First, there was the call from Mom’s caregiver where she shared that my mother was dizzy and feeling nauseous. The surprise was when it was revealed that she wants to go to the ER in an ambulance. Let’s just say that she is against inviting the form of transportation that would bring attention to her. So, I told her caregiver to call 911, bring her medicine/purse, and I would meet the ambulance and her at the hospital. As I darted around the house, taking the dogs, letting Bailey know what was going on, I started to call my spouse, but my phone rang with the caller ID revealing it was the caregiver. She informed me that Mom felt better and didn’t want to go to the ER. It seems that her hearing aids were part of the problem and once they were removed, she was feeling better. Christ. On. A. Cracker.

Periodically, I checked in with her as did my sister. Because it scared her, the anxiety and panic she felt has manifested physically as she is exhausted. Hopefully, today, those issues have passed, but since her caregiver is on vacation the rest of the week, Nurse Nightinhell (Me) is currently on deck.

As I settled in last night, exhaling over the issues of the day, a text came in from someone that I have the honor of working for.
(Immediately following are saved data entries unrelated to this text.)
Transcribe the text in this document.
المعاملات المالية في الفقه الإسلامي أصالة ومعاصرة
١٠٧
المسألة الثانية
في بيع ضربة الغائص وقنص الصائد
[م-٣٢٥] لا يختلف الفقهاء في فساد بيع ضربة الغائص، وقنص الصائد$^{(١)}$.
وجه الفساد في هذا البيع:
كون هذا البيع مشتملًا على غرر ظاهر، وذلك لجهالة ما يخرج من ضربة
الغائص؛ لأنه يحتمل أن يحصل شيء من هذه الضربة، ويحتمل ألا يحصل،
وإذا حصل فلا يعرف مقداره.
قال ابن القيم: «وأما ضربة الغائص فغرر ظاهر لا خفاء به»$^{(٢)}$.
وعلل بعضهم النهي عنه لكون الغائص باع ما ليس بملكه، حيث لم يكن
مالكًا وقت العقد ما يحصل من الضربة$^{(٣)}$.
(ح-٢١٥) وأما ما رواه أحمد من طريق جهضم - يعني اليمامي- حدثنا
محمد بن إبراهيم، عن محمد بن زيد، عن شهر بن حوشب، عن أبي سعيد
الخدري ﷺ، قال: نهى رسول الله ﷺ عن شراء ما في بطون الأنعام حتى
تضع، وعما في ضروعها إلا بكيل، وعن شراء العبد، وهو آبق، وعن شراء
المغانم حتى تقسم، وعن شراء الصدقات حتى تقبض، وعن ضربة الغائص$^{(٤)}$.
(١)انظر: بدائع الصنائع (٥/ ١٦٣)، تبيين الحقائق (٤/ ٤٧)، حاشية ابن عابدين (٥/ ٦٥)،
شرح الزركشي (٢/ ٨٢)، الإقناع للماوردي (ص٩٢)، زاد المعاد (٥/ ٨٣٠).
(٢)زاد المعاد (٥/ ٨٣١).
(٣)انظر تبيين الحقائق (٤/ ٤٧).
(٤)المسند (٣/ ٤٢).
She asked if I could chat for a bit. I knew something was up as it was late in the evening. My phone rang and she informed me she is no longer working for our mutual publication. I was floored. Working with this individual has made me a better writer. She trusts me and in turn, I work my ass off for her. But, with any sort of change, I thanked her for all she has done for me and hung up the phone feeling confused.

The day left me a little unsettled. I am not sure about my work future nor am I clear on my mother’s health status. All I know is that change usual brings a great deal of learning opportunities for me. I guess I need to remember that I am teachable. That every situation brings something to the table. At this point, my table looks like a hoarder’s nightmare.